Using Firebug, FireQuery, jQuery no conflict as $jq, from inside a photo page (http://www.facebook.com/photo.php?pid=xxx&id=y) :

  var loc = window.location.href.match(/pid=(\d+)&id=(\d+)/);
  
  var args = {
  	pid: loc[1], // photo ID
  	id: loc[2], // request sender id? photo owner id? not sure, haven't tested, but my user ID worked when trying to remove someone from a photo in my album
  	subject: loc[2], // user ID to remove
  	name: '', // not checked
  	action: 'remove',
  	__a: 1,
  	fb_dtsg: $jq('input[name="fb_dtsg"]').val(),
  	post_form_id: $jq('#post_form_id').val(),
  	post_form_id_source: 'AsyncRequest'
  };
  
  $jq.post('/ajax/photo_tagging_ajax.php', args);
  
It doesn't update the UI. The fb_dtsg and post_form_id are required and seem to be anti-CSRF tokens. Haven't experimented enough to know if they can be reused multiple times.


DCoder, I posted the original question on Stack-O. It's sending a request and getting 200 OK but is not actually removing the tag.
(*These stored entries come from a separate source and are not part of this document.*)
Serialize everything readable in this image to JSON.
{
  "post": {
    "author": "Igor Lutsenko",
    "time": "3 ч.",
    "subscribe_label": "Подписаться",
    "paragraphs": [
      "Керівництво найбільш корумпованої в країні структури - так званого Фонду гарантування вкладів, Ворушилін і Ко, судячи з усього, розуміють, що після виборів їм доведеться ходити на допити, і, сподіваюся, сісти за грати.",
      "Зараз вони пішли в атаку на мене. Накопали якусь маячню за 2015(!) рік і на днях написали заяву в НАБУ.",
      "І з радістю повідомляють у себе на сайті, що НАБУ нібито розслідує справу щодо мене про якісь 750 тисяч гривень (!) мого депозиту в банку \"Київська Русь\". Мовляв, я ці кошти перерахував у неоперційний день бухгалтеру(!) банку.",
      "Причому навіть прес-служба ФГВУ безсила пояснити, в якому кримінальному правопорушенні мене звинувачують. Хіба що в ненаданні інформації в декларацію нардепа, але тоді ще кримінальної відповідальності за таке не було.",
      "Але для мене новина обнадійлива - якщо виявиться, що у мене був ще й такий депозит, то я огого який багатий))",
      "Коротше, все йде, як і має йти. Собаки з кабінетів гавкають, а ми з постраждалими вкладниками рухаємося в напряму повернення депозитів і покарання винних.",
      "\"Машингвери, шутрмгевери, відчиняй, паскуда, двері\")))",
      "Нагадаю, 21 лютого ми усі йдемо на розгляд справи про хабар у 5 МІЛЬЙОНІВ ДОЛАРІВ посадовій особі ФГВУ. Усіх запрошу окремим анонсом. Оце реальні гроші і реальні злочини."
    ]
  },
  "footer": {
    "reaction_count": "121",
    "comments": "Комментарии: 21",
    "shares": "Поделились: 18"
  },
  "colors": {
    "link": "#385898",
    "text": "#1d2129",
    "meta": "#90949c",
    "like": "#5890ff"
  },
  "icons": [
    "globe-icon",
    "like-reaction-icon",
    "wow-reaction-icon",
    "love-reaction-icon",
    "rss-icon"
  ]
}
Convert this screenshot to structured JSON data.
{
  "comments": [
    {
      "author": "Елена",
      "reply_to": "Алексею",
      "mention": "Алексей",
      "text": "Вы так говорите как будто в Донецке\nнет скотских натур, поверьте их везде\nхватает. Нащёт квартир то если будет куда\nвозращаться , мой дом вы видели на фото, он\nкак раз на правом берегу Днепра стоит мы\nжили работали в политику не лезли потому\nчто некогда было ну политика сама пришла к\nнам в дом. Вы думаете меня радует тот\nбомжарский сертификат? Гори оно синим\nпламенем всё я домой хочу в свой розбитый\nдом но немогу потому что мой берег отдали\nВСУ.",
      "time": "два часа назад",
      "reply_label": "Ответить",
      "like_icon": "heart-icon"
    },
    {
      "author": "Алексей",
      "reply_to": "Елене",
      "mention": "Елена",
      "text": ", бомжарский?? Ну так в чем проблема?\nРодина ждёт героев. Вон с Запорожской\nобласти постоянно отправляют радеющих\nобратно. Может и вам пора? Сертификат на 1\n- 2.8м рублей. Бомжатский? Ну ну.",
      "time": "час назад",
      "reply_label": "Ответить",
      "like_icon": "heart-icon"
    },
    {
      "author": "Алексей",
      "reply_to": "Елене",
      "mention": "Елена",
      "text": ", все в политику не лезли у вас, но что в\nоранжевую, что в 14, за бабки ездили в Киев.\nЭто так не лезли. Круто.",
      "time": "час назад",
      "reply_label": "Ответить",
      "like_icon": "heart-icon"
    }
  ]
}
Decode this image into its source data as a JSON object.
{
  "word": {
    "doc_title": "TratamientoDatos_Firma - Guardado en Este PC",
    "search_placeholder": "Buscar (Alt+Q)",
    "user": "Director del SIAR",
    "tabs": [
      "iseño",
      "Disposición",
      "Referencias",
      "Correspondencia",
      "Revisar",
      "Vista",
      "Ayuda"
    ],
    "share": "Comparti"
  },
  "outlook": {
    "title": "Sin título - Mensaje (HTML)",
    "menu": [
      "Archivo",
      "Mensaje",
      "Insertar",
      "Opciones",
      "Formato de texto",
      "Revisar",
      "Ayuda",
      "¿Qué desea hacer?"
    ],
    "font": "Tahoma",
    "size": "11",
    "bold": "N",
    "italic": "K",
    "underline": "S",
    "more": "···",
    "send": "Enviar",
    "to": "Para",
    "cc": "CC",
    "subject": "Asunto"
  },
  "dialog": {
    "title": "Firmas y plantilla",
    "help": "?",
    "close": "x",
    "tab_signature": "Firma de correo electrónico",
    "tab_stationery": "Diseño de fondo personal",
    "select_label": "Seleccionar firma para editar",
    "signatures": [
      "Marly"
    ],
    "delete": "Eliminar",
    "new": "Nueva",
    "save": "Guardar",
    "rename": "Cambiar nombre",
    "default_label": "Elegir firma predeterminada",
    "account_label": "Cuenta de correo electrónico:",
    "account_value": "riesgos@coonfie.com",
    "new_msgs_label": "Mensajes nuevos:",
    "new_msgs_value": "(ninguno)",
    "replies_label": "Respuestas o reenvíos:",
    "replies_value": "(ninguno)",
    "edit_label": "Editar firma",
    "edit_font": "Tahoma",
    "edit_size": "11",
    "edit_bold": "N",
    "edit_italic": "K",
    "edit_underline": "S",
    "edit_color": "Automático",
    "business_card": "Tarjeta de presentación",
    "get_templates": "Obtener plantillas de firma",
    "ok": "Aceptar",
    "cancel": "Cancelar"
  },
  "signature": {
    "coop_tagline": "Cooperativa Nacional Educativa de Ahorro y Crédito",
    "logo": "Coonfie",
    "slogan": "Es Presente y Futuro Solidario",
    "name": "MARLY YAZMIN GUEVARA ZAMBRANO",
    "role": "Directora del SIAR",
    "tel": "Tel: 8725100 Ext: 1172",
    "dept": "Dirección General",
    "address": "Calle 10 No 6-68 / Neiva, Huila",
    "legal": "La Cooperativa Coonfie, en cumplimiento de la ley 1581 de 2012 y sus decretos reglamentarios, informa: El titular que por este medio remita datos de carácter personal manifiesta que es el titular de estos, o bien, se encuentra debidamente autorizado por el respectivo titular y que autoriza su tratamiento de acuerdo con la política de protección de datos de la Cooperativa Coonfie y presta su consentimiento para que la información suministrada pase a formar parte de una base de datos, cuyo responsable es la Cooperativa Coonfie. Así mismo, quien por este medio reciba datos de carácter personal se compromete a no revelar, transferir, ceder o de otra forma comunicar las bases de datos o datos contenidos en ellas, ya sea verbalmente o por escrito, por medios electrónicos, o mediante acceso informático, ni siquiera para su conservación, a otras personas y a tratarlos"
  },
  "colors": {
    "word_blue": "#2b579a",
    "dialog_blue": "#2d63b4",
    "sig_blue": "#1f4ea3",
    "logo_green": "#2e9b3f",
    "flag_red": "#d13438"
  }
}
Have you gotten it to actually work?


Sorry, I hadn't tested that enough. Here's a revised version that works better. Tested and removed my tag from another account's photo correctly. Unfortunately the CSRF tokens are not updated in the response, so you cannot run multiple requests without retrieving new tokens (opening another page should be enough).

  var loc = window.location.href.split('?')[1].split('#')[0].split('&');
  var qs = {};
  $jq.each(loc, function(ix, el) {
   var m = el.split('='), k = m[0], v = m[1];
   qs[k] = v;
  });
  
  var args = {
  	pid: qs.pid, // photo ID
  	id: qs.id, // photo owner ID
  	subject: Env.user, // user ID to remove
  	name: '', // not checked
  	action: 'remove',
  	__a: 1,
  	fb_dtsg: Env.fb_dtsg,
  	post_form_id: Env.post_form_id,
  	post_form_id_source: 'AsyncRequest'
  };
  
  $jq.post('/ajax/photo_tagging_ajax.php', args);
It seems to me that now it should be easy to adapt this to work on the "photos of me" page if you don't mind reloading it after each removal - $jq('a.UIPhotoGrid_PhotoLink:first'); should find the first link to a photo, and you can tokenize it instead of window.location.href on the first line.


that only does the current photo though, right?


Yeah, that was the context in which the OP was trying to do it. And they're using auth tokens, which, if they're at all competent, cannot be reused to automate it. I'll see what can be done to improve it when I get back home.


http://stackoverflow.com/questions/2855288/programmatically-...

I hope this is OK.. I'll delete it if you want. I just have such low Stack Overflow karma and you didn't seem to care.


Nah, I don't mind. Hope it helps.


One thing I would love (though Facebook's privacy will NEVER get this lax) would be a script to download and archive everything I've ever been involved with -- every comments thread, every wall correspondence, every private message. This would actually help me towards closing my account (or at least stripping it of all my substantive information and content).

I barely use Facebook anymore: its primary utility for me is mostly to receive and disseminate Event information [1]. But there's still a whole lot of content I'd like to save. Some of the most personally significant correspondences I've ever had are in my Messages Inbox. I'm sure a wider record of my activity from back when Facebook was a major part of my life and my friends' lives will be something to treasure when I'm older (though much of it could have been lost in others' content purges). In fact, I guarantee that in 5-10 years, if you can offer somebody back their old information, especially if you can serve it up in a contemporary interface, you will make a fortune, privacy be damned.

---

[1] Its secondary utility is to mindlessly dump links every once in a while, and its tertiary utility is to troll the shit out of people I shouldn't even have on there in the first place (from back in the early, exuberant days, when people added everybody they said two words to at a party).


By the same token, has anyone noticed how difficult it has become to remove friends? Removing them requires opening each profile one-by-one and looking for a small link at the bottom of the left-most column. Even producing a master list of friends in FB is nearly impossible.